Es kann nicht sein, dass wir auf der einen Seite über ehrenamtliches Bürgerengagement nachdenken, aber dann viele Steuermittel dafür einsetzen, dass im Rhein-Main-Gebiet kostenlos gefahren werden kann.
Meine Damen und Herren, Sie würden damit tatsächlich mehr Menschen dazu bringen, den ÖPNV zu nutzen. Das ist ein Effekt, den diese Landesregierung sowieso schon angestoßen hat. Aber die Züge stehen schon jetzt am Bahngleis von vorne bis hinten. Sie werden in den nächsten Jahren nicht viel mehr Menschen mit dem ÖPNV transportieren können. Das hat nichts mit einer Qualitätsverbesserung zu tun, das ist eher eine Qualitätsverschlechterung.
(Beifall bei der FDP – Jürgen Frömmrich (BÜND- NIS 90/DIE GRÜNEN): Nehmen wir z. B. mal den ÖPNV in Wiesbaden!)
Mit anderen Worten: Wir müssen zunächst die Verkehrsinfrastruktur, die Schieneninfrastruktur, die ÖPNV-Infrastruktur ausbauen, sie in Einklang bringen – auch mit einem Straßenausbau. Dann macht es auch Sinn, dass mehr Menschen auf einen qualitativ guten ÖPNV umsteigen.
Liebe Kolleginnen und Kollegen von den LINKEN, insofern werden auch wir Ihrem Antrag nicht zustimmen. Ich würde mir wünschen, dass wir solche Diskussionen mit etwas weniger Ideologie und mehr vernünftigen Argumenten führen.
Herr Präsident, meine Damen und Herren! Die Fraktion DIE LINKE hat einen Antrag gestellt, der sich mit den Stickoxiden in Städten beschäftigt.
Als Erstes kann ich feststellen: Alle anderen Fraktionen haben sich zu dem Antrag geäußert. Auch meine Fraktion wird diesem Antrag nicht zustimmen. Daran wird deutlich,
Die Ablehnung des Antrags hat gute Gründe. Zunächst einmal muss man feststellen, dass die Luft in den Städten in einem Vergleich der letzten 150 Jahren noch nie so sauber war wie heute. Das ist natürlich das Ergebnis vieler Maßnahmen. Die Luft in den Städten wurde in hohem Maße durch die Industrialisierung und danach durch den Autoverkehr verschmutzt. Wir haben aber eine Trendwende hinbekommen, seitdem ein Bewusstsein dafür besteht, dass die Belastung mit Schadstoffen verringert werden muss. Das ist sowohl im Bereich der Industrie als auch im Bereich des Verkehrs der Fall. Denken Sie an die Einführung des Katalysators vor vielen Jahrzehnten und an immer weiter gehende und strengere Regulierungen, die dazu geführt haben, dass die Luft in unseren Städten immer besser geworden ist.

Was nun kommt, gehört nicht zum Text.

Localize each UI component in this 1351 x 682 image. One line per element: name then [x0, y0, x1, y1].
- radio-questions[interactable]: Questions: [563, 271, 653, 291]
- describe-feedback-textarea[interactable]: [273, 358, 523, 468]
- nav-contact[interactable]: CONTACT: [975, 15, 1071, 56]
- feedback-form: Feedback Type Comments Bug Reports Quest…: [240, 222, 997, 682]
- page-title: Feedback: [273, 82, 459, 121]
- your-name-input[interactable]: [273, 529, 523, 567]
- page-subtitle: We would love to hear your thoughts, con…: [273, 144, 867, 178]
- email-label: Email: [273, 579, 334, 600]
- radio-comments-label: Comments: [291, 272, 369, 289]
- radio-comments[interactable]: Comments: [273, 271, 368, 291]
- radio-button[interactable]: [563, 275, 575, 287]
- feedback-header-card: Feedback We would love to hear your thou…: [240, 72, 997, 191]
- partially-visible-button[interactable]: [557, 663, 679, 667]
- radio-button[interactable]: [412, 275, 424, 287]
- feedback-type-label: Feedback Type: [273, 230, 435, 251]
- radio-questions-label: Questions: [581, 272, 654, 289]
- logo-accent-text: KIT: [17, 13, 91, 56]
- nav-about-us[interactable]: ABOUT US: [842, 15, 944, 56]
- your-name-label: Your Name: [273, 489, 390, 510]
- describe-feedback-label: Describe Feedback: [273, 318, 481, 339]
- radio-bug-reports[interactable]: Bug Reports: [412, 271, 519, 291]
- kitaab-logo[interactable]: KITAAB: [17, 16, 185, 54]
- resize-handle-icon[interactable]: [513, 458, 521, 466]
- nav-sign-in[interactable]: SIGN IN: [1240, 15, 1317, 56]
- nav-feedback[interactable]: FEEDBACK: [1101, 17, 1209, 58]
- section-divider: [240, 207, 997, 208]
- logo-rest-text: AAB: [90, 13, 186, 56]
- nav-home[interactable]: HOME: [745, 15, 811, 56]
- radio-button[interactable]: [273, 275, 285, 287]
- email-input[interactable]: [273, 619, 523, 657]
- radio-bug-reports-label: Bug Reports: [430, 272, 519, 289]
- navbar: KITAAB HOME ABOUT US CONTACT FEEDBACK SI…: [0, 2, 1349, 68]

Die Grenzwerte, die die EU auf den Weg gebracht hat, werden mittlerweile in fast allen Städten eingehalten. Denken Sie z. B. an die Feinstaubpartikel: Es gelingt uns schon seit vielen Jahren, die Grenzwerte einzuhalten. Auch dadurch hat sich die Qualität der Luft verbessert. Aber auch bei allen anderen Schadstoffen ist es mittlerweile so, dass die Konzentration der Schadstoffe so gering ist, dass in den Städten alle Grenzwerte eingehalten werden. Ich darf feststellen, dass das für die Menschen, die in den Städten leben, sehr erfreulich ist.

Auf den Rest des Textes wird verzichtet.